Monday, March 28, 2011

Some Costs to Human Booty

In the sixth chapter of Zainab Bahrani’s book entitled Rituals of War, she points out that one of the war tactics that Mesopotamian empires utilized, especially the Assyrians, was the collection of human beings. Not only did victorious kings proudly display severed heads at the gates of conquered cities, but they also acquired people and incorporated them into their inventories of booty. These acquired “citizens” were essentially in the same boat as inanimate objects of material wealth. By deporting these people from their homelands, Assyrian kings were able to terrorize these people into subjugation, as well as to expand the empire’s control territorially. Although Bahrani claims that having this mass of newly acquired people was beneficial for the kingdom, there might be some reason to believe that this practice wasn’t as safe-proof as she makes it out to be.
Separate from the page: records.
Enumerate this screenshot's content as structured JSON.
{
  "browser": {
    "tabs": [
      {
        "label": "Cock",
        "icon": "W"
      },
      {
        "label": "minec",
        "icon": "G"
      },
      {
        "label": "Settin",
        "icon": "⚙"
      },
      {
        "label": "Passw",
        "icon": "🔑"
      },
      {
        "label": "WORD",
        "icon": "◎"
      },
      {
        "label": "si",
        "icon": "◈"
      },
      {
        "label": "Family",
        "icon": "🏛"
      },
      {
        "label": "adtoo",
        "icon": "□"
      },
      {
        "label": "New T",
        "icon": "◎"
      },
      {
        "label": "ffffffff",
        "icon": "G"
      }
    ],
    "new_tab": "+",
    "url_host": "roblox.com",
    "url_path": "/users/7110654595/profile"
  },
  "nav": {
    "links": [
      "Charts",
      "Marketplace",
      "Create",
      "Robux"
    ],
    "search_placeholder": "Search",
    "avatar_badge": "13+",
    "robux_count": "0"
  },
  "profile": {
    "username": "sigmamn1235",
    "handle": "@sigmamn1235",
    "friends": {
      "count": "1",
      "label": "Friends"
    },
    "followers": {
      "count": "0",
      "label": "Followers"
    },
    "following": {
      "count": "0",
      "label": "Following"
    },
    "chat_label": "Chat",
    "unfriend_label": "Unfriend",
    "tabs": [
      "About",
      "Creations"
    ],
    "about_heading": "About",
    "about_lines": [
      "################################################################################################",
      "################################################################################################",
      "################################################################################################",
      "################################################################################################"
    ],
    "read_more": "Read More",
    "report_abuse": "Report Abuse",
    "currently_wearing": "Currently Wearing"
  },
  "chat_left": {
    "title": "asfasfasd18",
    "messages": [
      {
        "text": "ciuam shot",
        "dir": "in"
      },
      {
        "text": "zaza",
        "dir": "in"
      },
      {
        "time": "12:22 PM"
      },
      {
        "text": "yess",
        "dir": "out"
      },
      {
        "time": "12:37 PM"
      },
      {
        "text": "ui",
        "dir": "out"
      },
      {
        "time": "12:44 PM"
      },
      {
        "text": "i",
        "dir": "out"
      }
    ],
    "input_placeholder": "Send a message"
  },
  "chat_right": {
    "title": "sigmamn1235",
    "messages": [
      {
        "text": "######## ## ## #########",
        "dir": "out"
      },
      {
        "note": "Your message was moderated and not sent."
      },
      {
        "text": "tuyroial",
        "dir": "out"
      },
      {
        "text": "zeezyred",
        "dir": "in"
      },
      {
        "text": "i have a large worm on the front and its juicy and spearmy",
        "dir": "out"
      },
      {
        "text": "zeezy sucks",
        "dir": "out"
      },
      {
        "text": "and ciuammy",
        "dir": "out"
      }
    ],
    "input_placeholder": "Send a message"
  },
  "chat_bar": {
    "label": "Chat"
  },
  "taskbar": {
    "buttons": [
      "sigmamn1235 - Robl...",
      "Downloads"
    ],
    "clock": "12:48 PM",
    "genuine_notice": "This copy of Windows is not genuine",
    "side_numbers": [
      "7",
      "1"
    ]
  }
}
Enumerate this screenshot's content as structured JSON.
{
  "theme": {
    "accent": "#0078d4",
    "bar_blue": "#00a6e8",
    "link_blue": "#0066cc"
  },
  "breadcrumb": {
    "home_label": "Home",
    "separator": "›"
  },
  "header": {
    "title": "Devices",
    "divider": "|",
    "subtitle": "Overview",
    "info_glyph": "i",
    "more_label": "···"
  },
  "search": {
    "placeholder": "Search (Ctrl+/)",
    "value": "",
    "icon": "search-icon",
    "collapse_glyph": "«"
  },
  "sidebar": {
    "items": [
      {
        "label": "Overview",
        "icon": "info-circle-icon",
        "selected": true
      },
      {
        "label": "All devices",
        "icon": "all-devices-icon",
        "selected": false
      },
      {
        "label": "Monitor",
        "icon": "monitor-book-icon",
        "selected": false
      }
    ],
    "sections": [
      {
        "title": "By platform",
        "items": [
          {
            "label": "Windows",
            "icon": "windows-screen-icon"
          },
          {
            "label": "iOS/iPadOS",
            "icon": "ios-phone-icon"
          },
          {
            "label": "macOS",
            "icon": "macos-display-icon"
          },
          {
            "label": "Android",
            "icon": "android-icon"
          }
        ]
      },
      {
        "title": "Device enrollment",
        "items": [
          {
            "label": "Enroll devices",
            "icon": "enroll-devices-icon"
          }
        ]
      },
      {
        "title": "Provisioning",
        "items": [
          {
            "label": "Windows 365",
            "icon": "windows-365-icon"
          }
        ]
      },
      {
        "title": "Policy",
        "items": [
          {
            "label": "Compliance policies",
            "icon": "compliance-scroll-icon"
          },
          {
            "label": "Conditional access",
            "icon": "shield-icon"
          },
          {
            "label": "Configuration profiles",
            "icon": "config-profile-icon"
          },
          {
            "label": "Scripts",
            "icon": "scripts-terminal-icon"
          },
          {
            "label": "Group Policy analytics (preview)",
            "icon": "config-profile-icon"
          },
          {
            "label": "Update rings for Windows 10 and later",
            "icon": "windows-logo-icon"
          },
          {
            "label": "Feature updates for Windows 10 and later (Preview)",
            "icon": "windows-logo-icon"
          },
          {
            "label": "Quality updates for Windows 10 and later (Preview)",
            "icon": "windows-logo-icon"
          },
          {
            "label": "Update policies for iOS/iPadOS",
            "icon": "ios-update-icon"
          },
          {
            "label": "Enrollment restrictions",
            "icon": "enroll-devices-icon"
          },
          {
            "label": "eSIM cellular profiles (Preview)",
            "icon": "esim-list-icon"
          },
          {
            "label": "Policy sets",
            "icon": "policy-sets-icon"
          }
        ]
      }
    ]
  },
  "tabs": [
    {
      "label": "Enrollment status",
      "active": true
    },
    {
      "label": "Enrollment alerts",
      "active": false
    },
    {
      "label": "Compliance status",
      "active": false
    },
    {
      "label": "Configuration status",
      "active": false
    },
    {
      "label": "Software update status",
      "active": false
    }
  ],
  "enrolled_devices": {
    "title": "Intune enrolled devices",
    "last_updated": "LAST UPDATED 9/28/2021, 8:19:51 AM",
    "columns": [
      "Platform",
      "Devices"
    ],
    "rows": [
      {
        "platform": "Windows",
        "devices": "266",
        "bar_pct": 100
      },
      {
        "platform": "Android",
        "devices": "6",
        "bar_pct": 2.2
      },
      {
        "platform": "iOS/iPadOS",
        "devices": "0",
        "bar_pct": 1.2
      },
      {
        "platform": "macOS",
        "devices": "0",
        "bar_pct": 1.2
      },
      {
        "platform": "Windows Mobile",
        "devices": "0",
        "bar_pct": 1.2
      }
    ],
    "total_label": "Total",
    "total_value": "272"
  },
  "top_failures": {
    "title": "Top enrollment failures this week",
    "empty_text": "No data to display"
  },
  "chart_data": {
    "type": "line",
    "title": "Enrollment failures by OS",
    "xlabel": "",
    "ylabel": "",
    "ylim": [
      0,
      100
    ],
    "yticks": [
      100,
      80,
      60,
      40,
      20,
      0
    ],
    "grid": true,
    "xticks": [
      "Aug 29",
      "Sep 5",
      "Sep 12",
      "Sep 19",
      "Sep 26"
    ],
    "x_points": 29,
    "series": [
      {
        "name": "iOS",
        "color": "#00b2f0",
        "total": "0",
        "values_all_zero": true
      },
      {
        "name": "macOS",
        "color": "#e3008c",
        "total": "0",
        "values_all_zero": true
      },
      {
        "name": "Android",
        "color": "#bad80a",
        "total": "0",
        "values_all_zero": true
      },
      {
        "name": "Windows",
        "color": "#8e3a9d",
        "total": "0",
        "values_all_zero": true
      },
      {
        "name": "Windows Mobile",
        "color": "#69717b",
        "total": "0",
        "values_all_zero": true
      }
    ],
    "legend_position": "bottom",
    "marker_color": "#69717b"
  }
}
Firstly, although it is true that the empire gained a “means of increasing the army’s numbers [and] laborers … for construction” (180), I can’t help but think of the extra funds that the empire needed to put in to not only transport this bulk of people to a new country, but also to keep them “healthy and well fed” (179). After all, these people were not regarded as slaves, for they didn’t “march [around] in shackles as prisoners” (179), but were pretty much deemed citizens who were “treated in the same way as the local population” (180). The cost of maintaining this new populace must have been some burden to the kingdom. Also, keeping in mind that the power of Mesopotamia was constantly shifting hands, I wonder whether sometimes this practice was pointless due to the need to transport these people once again.

On a side note, I question the practice of making some of these new citizens into “the king’s personal bodyguards” (180). Even though there might not have been a documented case of betrayal, I’m alarmed at the notion that a king would entrust a deportee of a conquered nation to serve as one of his protectors. If anything, I would think that having a deportee in a king’s trusted circle would grant opportunity for him to strike the king when he least expects it.